I used Premo with a touchscreen-sensitive pen. The display could show me any given frame from the movie. I could make a change to the main character Hiccup’s face, clicking on him. Then I could use the pen to pull his face downward, turning his smile into a frown. I could then tell the computer how long he would hold that pose before he would start smiling again. Then I played the frames and watched it all happen in real-time. It was easy and intuitive.

DreamWorks Animation's Premo tool can turn a smile into a frown instantly. I created this face.

Above: DreamWorks Animation’s Premo tool can turn a smile into a frown instantly.

Image Credit: Dean Takahashi

Jason Schleifer, character animator, said that if you really want to get to the spreadsheet underneath Premo’s user interface, you can do so.
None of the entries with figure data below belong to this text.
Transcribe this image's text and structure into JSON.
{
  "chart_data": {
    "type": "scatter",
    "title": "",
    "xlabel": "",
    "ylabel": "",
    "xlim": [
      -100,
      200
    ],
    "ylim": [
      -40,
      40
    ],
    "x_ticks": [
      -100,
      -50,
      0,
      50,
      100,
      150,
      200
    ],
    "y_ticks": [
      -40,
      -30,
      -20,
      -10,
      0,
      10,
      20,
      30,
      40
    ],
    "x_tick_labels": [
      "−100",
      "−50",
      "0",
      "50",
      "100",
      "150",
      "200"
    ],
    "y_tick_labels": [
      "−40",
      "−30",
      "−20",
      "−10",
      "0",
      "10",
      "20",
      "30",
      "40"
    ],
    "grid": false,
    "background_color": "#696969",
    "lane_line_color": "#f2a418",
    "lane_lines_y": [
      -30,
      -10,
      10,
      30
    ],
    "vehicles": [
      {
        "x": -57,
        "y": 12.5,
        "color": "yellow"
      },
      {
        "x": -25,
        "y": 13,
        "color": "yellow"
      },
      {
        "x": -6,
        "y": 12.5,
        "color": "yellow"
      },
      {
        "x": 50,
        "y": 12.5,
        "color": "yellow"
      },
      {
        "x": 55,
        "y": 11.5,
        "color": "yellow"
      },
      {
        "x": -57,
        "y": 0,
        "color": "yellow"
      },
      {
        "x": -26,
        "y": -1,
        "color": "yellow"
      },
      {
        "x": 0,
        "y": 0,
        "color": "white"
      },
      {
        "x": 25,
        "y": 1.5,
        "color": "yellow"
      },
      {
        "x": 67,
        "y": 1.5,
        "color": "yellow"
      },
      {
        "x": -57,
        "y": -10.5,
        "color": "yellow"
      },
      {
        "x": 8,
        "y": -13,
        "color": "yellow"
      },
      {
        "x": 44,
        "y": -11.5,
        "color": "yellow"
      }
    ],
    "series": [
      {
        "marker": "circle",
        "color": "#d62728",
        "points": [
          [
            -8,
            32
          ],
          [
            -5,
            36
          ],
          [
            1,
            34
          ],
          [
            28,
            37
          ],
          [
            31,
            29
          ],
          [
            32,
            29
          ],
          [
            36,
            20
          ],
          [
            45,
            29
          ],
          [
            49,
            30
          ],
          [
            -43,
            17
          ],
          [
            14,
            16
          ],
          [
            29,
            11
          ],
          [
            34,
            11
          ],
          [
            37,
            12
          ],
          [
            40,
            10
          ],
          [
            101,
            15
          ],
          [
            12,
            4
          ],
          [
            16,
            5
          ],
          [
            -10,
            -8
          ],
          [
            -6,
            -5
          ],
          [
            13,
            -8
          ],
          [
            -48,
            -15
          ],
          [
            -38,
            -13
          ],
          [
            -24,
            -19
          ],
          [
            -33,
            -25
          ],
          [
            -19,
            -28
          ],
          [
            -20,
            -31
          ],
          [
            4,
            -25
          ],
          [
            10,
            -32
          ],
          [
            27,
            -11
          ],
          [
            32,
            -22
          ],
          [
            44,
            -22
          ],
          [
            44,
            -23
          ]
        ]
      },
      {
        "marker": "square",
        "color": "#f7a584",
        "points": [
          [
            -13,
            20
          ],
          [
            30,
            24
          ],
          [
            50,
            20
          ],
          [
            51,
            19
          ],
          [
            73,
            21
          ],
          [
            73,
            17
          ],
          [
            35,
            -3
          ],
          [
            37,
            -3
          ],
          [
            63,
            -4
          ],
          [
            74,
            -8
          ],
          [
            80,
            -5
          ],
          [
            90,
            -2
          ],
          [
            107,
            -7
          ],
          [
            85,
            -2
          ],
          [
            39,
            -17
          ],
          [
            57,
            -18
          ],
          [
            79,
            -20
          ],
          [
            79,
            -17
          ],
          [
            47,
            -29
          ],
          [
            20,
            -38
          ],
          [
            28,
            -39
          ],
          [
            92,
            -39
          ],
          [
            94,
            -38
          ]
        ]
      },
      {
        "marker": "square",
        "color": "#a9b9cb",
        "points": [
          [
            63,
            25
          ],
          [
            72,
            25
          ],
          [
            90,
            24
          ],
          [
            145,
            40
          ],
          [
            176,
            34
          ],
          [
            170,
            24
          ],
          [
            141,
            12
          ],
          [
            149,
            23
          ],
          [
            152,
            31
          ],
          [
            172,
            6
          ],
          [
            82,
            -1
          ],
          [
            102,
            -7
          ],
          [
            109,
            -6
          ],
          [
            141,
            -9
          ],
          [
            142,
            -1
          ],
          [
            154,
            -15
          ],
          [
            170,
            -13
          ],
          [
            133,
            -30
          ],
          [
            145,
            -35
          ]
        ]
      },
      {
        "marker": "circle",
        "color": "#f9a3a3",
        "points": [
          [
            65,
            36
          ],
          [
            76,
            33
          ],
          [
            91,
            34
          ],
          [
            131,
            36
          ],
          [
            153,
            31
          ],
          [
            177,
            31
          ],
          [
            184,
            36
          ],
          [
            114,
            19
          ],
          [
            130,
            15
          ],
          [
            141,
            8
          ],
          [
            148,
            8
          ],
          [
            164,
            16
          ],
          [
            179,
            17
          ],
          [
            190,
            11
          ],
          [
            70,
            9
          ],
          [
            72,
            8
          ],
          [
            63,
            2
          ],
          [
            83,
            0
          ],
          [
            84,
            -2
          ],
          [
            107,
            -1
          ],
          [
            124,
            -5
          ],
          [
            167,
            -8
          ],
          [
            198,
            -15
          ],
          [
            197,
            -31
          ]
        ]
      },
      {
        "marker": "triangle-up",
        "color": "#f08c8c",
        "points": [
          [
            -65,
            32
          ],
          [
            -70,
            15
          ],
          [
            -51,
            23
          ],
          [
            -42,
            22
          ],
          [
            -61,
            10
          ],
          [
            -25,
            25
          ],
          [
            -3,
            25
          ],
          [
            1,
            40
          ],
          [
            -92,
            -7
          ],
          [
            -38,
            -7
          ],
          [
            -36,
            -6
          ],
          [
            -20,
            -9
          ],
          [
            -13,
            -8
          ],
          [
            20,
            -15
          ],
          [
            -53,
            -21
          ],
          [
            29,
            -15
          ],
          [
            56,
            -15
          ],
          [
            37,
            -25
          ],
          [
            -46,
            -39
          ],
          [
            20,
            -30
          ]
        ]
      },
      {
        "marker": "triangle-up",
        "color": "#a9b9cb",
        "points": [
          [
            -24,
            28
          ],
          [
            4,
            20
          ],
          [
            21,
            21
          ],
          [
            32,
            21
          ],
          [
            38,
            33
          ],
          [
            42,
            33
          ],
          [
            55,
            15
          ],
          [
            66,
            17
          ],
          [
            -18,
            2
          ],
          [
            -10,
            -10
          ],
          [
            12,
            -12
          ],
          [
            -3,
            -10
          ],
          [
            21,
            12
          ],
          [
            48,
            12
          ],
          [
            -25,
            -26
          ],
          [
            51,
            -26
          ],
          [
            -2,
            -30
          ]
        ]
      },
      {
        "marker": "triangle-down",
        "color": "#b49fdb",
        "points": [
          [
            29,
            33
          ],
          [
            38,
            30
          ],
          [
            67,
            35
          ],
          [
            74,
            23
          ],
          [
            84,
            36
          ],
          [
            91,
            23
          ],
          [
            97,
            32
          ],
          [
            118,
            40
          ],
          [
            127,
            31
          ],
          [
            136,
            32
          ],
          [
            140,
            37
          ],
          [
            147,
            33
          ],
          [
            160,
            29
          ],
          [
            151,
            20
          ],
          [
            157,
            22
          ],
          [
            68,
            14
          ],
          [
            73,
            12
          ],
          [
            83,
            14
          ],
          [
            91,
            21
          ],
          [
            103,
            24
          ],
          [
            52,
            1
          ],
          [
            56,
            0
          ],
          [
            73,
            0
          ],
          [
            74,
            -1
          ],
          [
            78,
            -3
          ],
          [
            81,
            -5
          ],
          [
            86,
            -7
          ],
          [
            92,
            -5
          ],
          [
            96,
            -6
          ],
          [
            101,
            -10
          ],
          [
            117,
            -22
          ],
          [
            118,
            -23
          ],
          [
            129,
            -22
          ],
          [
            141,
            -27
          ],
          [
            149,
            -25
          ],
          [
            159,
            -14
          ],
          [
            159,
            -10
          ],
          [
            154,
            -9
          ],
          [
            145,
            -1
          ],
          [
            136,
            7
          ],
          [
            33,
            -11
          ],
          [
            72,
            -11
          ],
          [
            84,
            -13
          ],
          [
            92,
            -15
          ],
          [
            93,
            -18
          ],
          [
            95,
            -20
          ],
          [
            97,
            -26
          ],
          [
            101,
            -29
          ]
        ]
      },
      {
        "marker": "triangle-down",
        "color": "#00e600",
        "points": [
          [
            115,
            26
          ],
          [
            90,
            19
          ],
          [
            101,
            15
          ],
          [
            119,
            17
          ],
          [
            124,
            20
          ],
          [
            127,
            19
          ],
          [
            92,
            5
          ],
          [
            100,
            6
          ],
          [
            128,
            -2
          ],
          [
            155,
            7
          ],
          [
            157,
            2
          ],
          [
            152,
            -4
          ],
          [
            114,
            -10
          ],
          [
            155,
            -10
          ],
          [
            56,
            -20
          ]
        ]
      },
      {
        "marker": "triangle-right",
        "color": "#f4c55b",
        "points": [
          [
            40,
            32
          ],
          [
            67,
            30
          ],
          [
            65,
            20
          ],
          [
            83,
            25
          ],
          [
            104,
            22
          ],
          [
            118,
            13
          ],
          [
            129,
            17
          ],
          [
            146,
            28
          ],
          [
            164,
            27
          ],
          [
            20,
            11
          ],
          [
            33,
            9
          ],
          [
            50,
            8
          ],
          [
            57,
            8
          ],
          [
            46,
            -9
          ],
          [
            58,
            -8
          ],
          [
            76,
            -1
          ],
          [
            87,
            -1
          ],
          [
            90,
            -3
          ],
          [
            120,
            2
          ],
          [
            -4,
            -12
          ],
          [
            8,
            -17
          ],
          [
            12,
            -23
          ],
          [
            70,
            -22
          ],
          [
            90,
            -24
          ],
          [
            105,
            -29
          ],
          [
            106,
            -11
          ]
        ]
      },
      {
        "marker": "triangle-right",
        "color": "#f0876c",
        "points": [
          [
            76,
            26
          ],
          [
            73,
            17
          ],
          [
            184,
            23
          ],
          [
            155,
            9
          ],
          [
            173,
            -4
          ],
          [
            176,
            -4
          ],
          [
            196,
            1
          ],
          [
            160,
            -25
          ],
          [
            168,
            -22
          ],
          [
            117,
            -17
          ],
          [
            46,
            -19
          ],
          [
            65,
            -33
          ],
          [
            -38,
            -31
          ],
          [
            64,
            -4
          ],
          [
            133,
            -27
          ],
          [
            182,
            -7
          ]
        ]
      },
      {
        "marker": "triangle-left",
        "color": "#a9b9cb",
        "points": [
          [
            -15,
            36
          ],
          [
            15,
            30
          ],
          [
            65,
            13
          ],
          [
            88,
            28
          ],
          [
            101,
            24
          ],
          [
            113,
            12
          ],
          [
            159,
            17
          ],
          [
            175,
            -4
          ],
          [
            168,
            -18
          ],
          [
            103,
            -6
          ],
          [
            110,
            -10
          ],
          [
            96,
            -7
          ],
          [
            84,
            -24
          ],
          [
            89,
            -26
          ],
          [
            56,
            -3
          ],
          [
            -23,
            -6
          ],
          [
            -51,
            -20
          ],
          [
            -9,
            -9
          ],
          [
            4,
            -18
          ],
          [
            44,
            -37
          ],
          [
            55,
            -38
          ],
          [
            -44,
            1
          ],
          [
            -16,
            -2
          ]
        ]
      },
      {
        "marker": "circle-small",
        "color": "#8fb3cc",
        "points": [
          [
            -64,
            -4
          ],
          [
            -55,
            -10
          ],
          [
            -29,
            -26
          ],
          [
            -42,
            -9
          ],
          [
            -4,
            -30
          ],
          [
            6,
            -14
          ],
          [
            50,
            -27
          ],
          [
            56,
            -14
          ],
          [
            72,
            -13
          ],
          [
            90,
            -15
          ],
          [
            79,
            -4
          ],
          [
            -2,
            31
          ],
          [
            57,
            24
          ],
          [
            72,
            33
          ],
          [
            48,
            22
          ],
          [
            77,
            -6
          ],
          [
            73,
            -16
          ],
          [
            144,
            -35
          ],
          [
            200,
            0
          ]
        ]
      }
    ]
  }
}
Once in a while, that’s necessary. But it’s not something that the artists have to do all that much.

Because of the smoothness of Premo, the artists can do more. They can, for instance, throw a lot more creatures onto the screen at one time. In one scene, there are hundreds of dragons fighting against thousands of soldiers. That kind of scene wouldn’t have been possible without Premo. They can also delve deep into the thousands of control points in a character and scuplt them to bring out the emotion in the character.

DreamWorks can get by with fewer artists now to make a movie, or it can simply choose to be more ambitious with its movies. Overall, more than 495 artists worked on the movie. By comparison, about 150 people work at NASA’s Mission Control center across three shifts a day.

Wallen said that DreamWorks Animation can use the Premo technology for years to come, even as it changes the underlying hardware to make it run faster and smoother.

DreamWorks Animation's Premo hides the spreadsheets in art creation.

Above: DreamWorks Animation’s Premo hides the spreadsheets in art creation.